I am trying to get some kmer analysis (counting, get some **scores and testings) in some genomes and I am reading some stuff, but some are so obscure and boring, because of a much far-fetched explanation or confusing formulas and derivations. I wish a reference a lil bit light, concise, and clear of what is going on. I am not a math or statistician so, I need some clear and direct.
Do you guys have some directions.
I am using some of this:
P(W) = P(W1 | W2...Wn-1) * P(Wn | W2...Wn-1) * P(W2...Wn-1)
Probability that an arbitrary n-mer is the word (W) it will be used 3 components: the probability that the core (n-2) bases match, and the probabilities of the first and last bases given that the core matches.
E(C(W)) = C(W1...Wn-1) * C(W2...Wn) / C(W2...Wn-1)

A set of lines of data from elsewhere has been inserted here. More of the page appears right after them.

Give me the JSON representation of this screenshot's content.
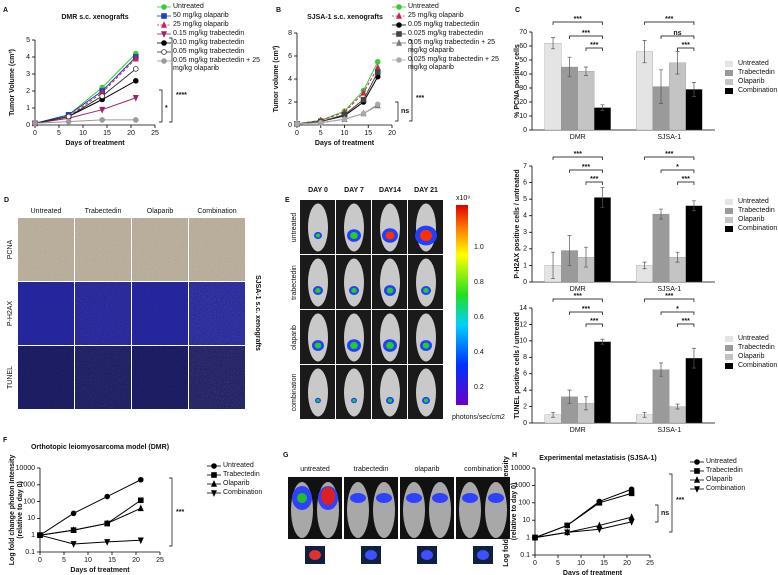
{
  "chart_data": [
    {
      "type": "line",
      "title": "DMR s.c. xenografts",
      "x_label": "Days of treatment",
      "y_label": "Tumor Volume (cm³)",
      "x": [
        0,
        7,
        14,
        21
      ],
      "xlim": [
        0,
        25
      ],
      "xticks": [
        0,
        5,
        10,
        15,
        20,
        25
      ],
      "ylim": [
        0,
        5
      ],
      "yticks": [
        0,
        1,
        2,
        3,
        4,
        5
      ],
      "series": [
        {
          "name": "Untreated",
          "color": "#3cc83c",
          "marker": "circle",
          "values": [
            0.1,
            0.6,
            2.2,
            4.2
          ]
        },
        {
          "name": "50 mg/kg olaparib",
          "color": "#1f3fbf",
          "marker": "square",
          "values": [
            0.1,
            0.6,
            2.0,
            4.0
          ]
        },
        {
          "name": "25 mg/kg olaparib",
          "color": "#d02050",
          "marker": "triangle",
          "line_style": "dashed",
          "values": [
            0.1,
            0.5,
            1.9,
            3.9
          ]
        },
        {
          "name": "0.15 mg/kg trabectedin",
          "color": "#a0206a",
          "marker": "triangle-down",
          "values": [
            0.1,
            0.4,
            0.9,
            1.6
          ]
        },
        {
          "name": "0.10 mg/kg trabectedin",
          "color": "#000000",
          "marker": "circle",
          "values": [
            0.1,
            0.5,
            1.5,
            2.6
          ]
        },
        {
          "name": "0.05 mg/kg trabectedin",
          "color": "#333333",
          "marker": "circle-open",
          "values": [
            0.1,
            0.5,
            1.7,
            3.3
          ]
        },
        {
          "name": "0.05 mg/kg trabectedin + 25 mg/kg olaparib",
          "color": "#999999",
          "marker": "circle",
          "values": [
            0.1,
            0.2,
            0.3,
            0.3
          ]
        }
      ],
      "annotations": [
        "*",
        "****"
      ]
    },
    {
      "type": "line",
      "title": "SJSA-1 s.c. xenografts",
      "x_label": "Days of treatment",
      "y_label": "Tumor volume (cm³)",
      "x": [
        0,
        5,
        10,
        14,
        17
      ],
      "xlim": [
        0,
        20
      ],
      "xticks": [
        0,
        5,
        10,
        15,
        20
      ],
      "ylim": [
        0,
        8
      ],
      "yticks": [
        0,
        2,
        4,
        6,
        8
      ],
      "series": [
        {
          "name": "Untreated",
          "color": "#3cc83c",
          "marker": "circle",
          "values": [
            0.1,
            0.4,
            1.2,
            3.0,
            5.5
          ]
        },
        {
          "name": "25 mg/kg olaparib",
          "color": "#d02050",
          "marker": "triangle",
          "line_style": "dashed",
          "values": [
            0.1,
            0.4,
            1.1,
            2.8,
            5.0
          ]
        },
        {
          "name": "0.05 mg/kg trabectedin",
          "color": "#000000",
          "marker": "circle",
          "values": [
            0.1,
            0.3,
            0.8,
            2.0,
            4.2
          ]
        },
        {
          "name": "0.025 mg/kg trabectedin",
          "color": "#444444",
          "marker": "square",
          "values": [
            0.1,
            0.3,
            0.9,
            2.2,
            4.6
          ]
        },
        {
          "name": "0.05 mg/kg trabectedin + 25 mg/kg olaparib",
          "color": "#777777",
          "marker": "triangle",
          "values": [
            0.1,
            0.2,
            0.5,
            1.0,
            1.7
          ]
        },
        {
          "name": "0.025 mg/kg trabectedin + 25 mg/kg olaparib",
          "color": "#aaaaaa",
          "marker": "circle",
          "values": [
            0.1,
            0.2,
            0.5,
            1.0,
            1.8
          ]
        }
      ],
      "annotations": [
        "ns",
        "***"
      ]
    },
    {
      "type": "bar",
      "y_label": "% PCNA positive cells",
      "categories": [
        "DMR",
        "SJSA-1"
      ],
      "ylim": [
        0,
        70
      ],
      "yticks": [
        0,
        10,
        20,
        30,
        40,
        50,
        60,
        70
      ],
      "series": [
        {
          "name": "Untreated",
          "color": "#e4e4e4",
          "values": [
            62,
            56
          ],
          "errors": [
            4,
            8
          ]
        },
        {
          "name": "Trabectedin",
          "color": "#9a9a9a",
          "values": [
            45,
            31
          ],
          "errors": [
            7,
            12
          ]
        },
        {
          "name": "Olaparib",
          "color": "#c4c4c4",
          "values": [
            42,
            48
          ],
          "errors": [
            3,
            8
          ]
        },
        {
          "name": "Combination",
          "color": "#000000",
          "values": [
            16,
            29
          ],
          "errors": [
            2,
            5
          ]
        }
      ],
      "annotations": [
        "***",
        "***",
        "***",
        "***",
        "ns",
        "***"
      ]
    },
    {
      "type": "bar",
      "y_label": "P-H2AX positive cells / untreated",
      "categories": [
        "DMR",
        "SJSA-1"
      ],
      "ylim": [
        0,
        7
      ],
      "yticks": [
        0,
        1,
        2,
        3,
        4,
        5,
        6,
        7
      ],
      "series": [
        {
          "name": "Untreated",
          "color": "#e4e4e4",
          "values": [
            1,
            1
          ],
          "errors": [
            0.8,
            0.2
          ]
        },
        {
          "name": "Trabectedin",
          "color": "#9a9a9a",
          "values": [
            1.9,
            4.1
          ],
          "errors": [
            0.9,
            0.3
          ]
        },
        {
          "name": "Olaparib",
          "color": "#c4c4c4",
          "values": [
            1.5,
            1.5
          ],
          "errors": [
            0.6,
            0.3
          ]
        },
        {
          "name": "Combination",
          "color": "#000000",
          "values": [
            5.1,
            4.6
          ],
          "errors": [
            0.6,
            0.3
          ]
        }
      ],
      "annotations": [
        "***",
        "***",
        "***",
        "***",
        "*",
        "***"
      ]
    },
    {
      "type": "bar",
      "y_label": "TUNEL positive cells / untreated",
      "categories": [
        "DMR",
        "SJSA-1"
      ],
      "ylim": [
        0,
        14
      ],
      "yticks": [
        0,
        2,
        4,
        6,
        8,
        10,
        12,
        14
      ],
      "series": [
        {
          "name": "Untreated",
          "color": "#e4e4e4",
          "values": [
            1,
            1
          ],
          "errors": [
            0.3,
            0.3
          ]
        },
        {
          "name": "Trabectedin",
          "color": "#9a9a9a",
          "values": [
            3.2,
            6.5
          ],
          "errors": [
            0.8,
            0.8
          ]
        },
        {
          "name": "Olaparib",
          "color": "#c4c4c4",
          "values": [
            2.4,
            2.0
          ],
          "errors": [
            0.8,
            0.3
          ]
        },
        {
          "name": "Combination",
          "color": "#000000",
          "values": [
            9.9,
            7.9
          ],
          "errors": [
            0.3,
            1.2
          ]
        }
      ],
      "annotations": [
        "***",
        "***",
        "***",
        "***",
        "*",
        "***"
      ]
    },
    {
      "type": "line",
      "title": "Orthotopic leiomyosarcoma model (DMR)",
      "x_label": "Days of treatment",
      "y_label": [
        "Log fold change photon Intensity",
        "(relative to day 0)"
      ],
      "log_y": true,
      "x": [
        0,
        7,
        14,
        21
      ],
      "xlim": [
        0,
        25
      ],
      "xticks": [
        0,
        5,
        10,
        15,
        20,
        25
      ],
      "ylim": [
        0.1,
        10000
      ],
      "yticks": [
        0.1,
        1,
        10,
        100,
        1000,
        10000
      ],
      "series": [
        {
          "name": "Untreated",
          "color": "#000000",
          "marker": "circle",
          "values": [
            1,
            20,
            200,
            2000
          ]
        },
        {
          "name": "Trabectedin",
          "color": "#000000",
          "marker": "square",
          "values": [
            1,
            2,
            5,
            120
          ]
        },
        {
          "name": "Olaparib",
          "color": "#000000",
          "marker": "triangle",
          "values": [
            1,
            2,
            5,
            40
          ]
        },
        {
          "name": "Combination",
          "color": "#000000",
          "marker": "triangle-down",
          "values": [
            1,
            0.3,
            0.4,
            0.5
          ]
        }
      ],
      "annotations": [
        "***"
      ]
    },
    {
      "type": "line",
      "title": "Experimental metastatisis (SJSA-1)",
      "x_label": "Days of treatment",
      "y_label": [
        "Log fold change photon Intensity",
        "(relative to day 0)"
      ],
      "log_y": true,
      "x": [
        0,
        7,
        14,
        21
      ],
      "xlim": [
        0,
        25
      ],
      "xticks": [
        0,
        5,
        10,
        15,
        20,
        25
      ],
      "ylim": [
        0.1,
        10000
      ],
      "yticks": [
        0.1,
        1,
        10,
        100,
        1000,
        10000
      ],
      "series": [
        {
          "name": "Untreated",
          "color": "#000000",
          "marker": "circle",
          "values": [
            1,
            5,
            120,
            600
          ]
        },
        {
          "name": "Trabectedin",
          "color": "#000000",
          "marker": "square",
          "values": [
            1,
            5,
            100,
            350
          ]
        },
        {
          "name": "Olaparib",
          "color": "#000000",
          "marker": "triangle",
          "values": [
            1,
            2,
            5,
            15
          ]
        },
        {
          "name": "Combination",
          "color": "#000000",
          "marker": "triangle-down",
          "values": [
            1,
            2,
            3,
            8
          ]
        }
      ],
      "annotations": [
        "ns",
        "***"
      ]
    }
  ],
  "panel_letters": [
    "A",
    "B",
    "C",
    "D",
    "E",
    "F",
    "G",
    "H"
  ],
  "image_panels": {
    "D": {
      "columns": [
        "Untreated",
        "Trabectedin",
        "Olaparib",
        "Combination"
      ],
      "rows": [
        "PCNA",
        "P-H2AX",
        "TUNEL"
      ],
      "side_label": "SJSA-1 s.c. xenografts"
    },
    "E": {
      "columns": [
        "DAY 0",
        "DAY 7",
        "DAY14",
        "DAY 21"
      ],
      "rows": [
        "untreated",
        "trabectedin",
        "olaparib",
        "combination"
      ],
      "scale_exponent": "x10⁹",
      "scale_ticks": [
        "1.0",
        "0.8",
        "0.6",
        "0.4",
        "0.2"
      ],
      "scale_label": "photons/sec/cm2"
    },
    "G": {
      "columns": [
        "untreated",
        "trabectedin",
        "olaparib",
        "combination"
      ]
    }
  }
}
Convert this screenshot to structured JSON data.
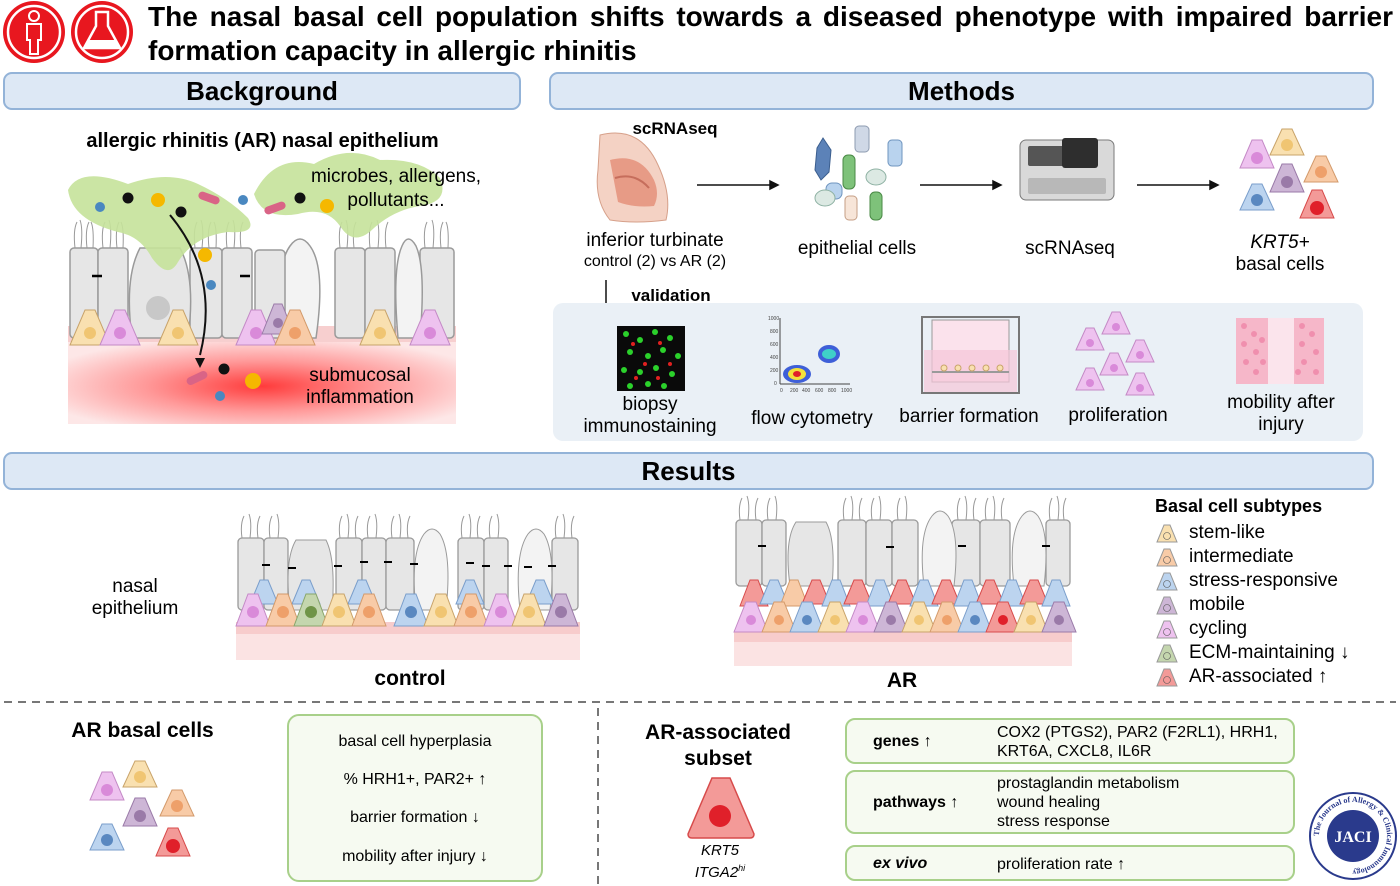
{
  "title": "The nasal basal cell population shifts towards a diseased phenotype with impaired barrier formation capacity in allergic rhinitis",
  "icons": [
    "person-icon",
    "flask-icon"
  ],
  "sections": {
    "background": "Background",
    "methods": "Methods",
    "results": "Results"
  },
  "background": {
    "heading": "allergic rhinitis (AR) nasal epithelium",
    "microbes": "microbes, allergens, pollutants...",
    "submucosal": "submucosal inflammation"
  },
  "methods": {
    "scrnaseq_head": "scRNAseq",
    "turbinate": "inferior turbinate",
    "turbinate_sub": "control (2) vs AR (2)",
    "epithelial": "epithelial cells",
    "scrnaseq": "scRNAseq",
    "krt5": "KRT5+",
    "basal_cells": "basal cells",
    "validation": "validation",
    "biopsy": "biopsy immunostaining",
    "flow": "flow cytometry",
    "barrier": "barrier formation",
    "proliferation": "proliferation",
    "mobility": "mobility after injury",
    "flow_axis_y": [
      "1000",
      "800",
      "600",
      "400",
      "200",
      "0"
    ],
    "flow_axis_x": [
      "0",
      "200",
      "400",
      "600",
      "800",
      "1000"
    ]
  },
  "results": {
    "nasal_epithelium": "nasal epithelium",
    "control": "control",
    "ar": "AR",
    "legend_title": "Basal cell subtypes",
    "legend": [
      {
        "label": "stem-like",
        "color": "#f9e0b0"
      },
      {
        "label": "intermediate",
        "color": "#f8cba7"
      },
      {
        "label": "stress-responsive",
        "color": "#bcd4ef"
      },
      {
        "label": "mobile",
        "color": "#cdb6d6"
      },
      {
        "label": "cycling",
        "color": "#eec2ef"
      },
      {
        "label": "ECM-maintaining ↓",
        "color": "#c4d6ae"
      },
      {
        "label": "AR-associated ↑",
        "color": "#f39a98"
      }
    ]
  },
  "bottom": {
    "ar_basal_cells": "AR basal cells",
    "findings": [
      "basal cell hyperplasia",
      "% HRH1+, PAR2+ ↑",
      "barrier formation ↓",
      "mobility after injury ↓"
    ],
    "subset_title": "AR-associated subset",
    "subset_gene1": "KRT5",
    "subset_gene2": "ITGA2",
    "subset_gene2_sup": "hi",
    "rows": [
      {
        "key": "genes ↑",
        "value_line1": "COX2 (PTGS2), PAR2 (F2RL1), HRH1,",
        "value_line2": "KRT6A, CXCL8, IL6R"
      },
      {
        "key": "pathways ↑",
        "value_line1": "prostaglandin metabolism",
        "value_line2": "wound healing",
        "value_line3": "stress response"
      },
      {
        "key": "ex vivo",
        "value_line1": "proliferation rate ↑"
      }
    ],
    "jaci_logo": "JACI",
    "jaci_ring": "The Journal of Allergy & Clinical Immunology"
  }
}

E(C(W)) is the expected value for the count of the number of times W occurs in the genome, and C(Wi...Wj) is the actual count of the number of times the word Wi...Wj occurs.
Variance
Var(C(W)) = N* P(W) * (1-P(W)) = E(C(W)) * (1 - E(C(W))/N)
The std
sigma(W) = sqrt(E(C(W)) * (1 - E(C(W))/N))
And the z-score
Z(W) = (C(W) – E(C(W))) / sigma(W)
to detect under/over abundant kmers.
I would like to learn and be pointed to some other scores and more importantly tests for the analysis.
I really appreciate any help.
Thank you for your time.
Paulo
I was thinking in create some random genomes based on background bases frequencies that are the same as the original genomes,using something like random.choices. Basically, is what I have seen in some papers. Thank you for your time. And I will check it out yours refs.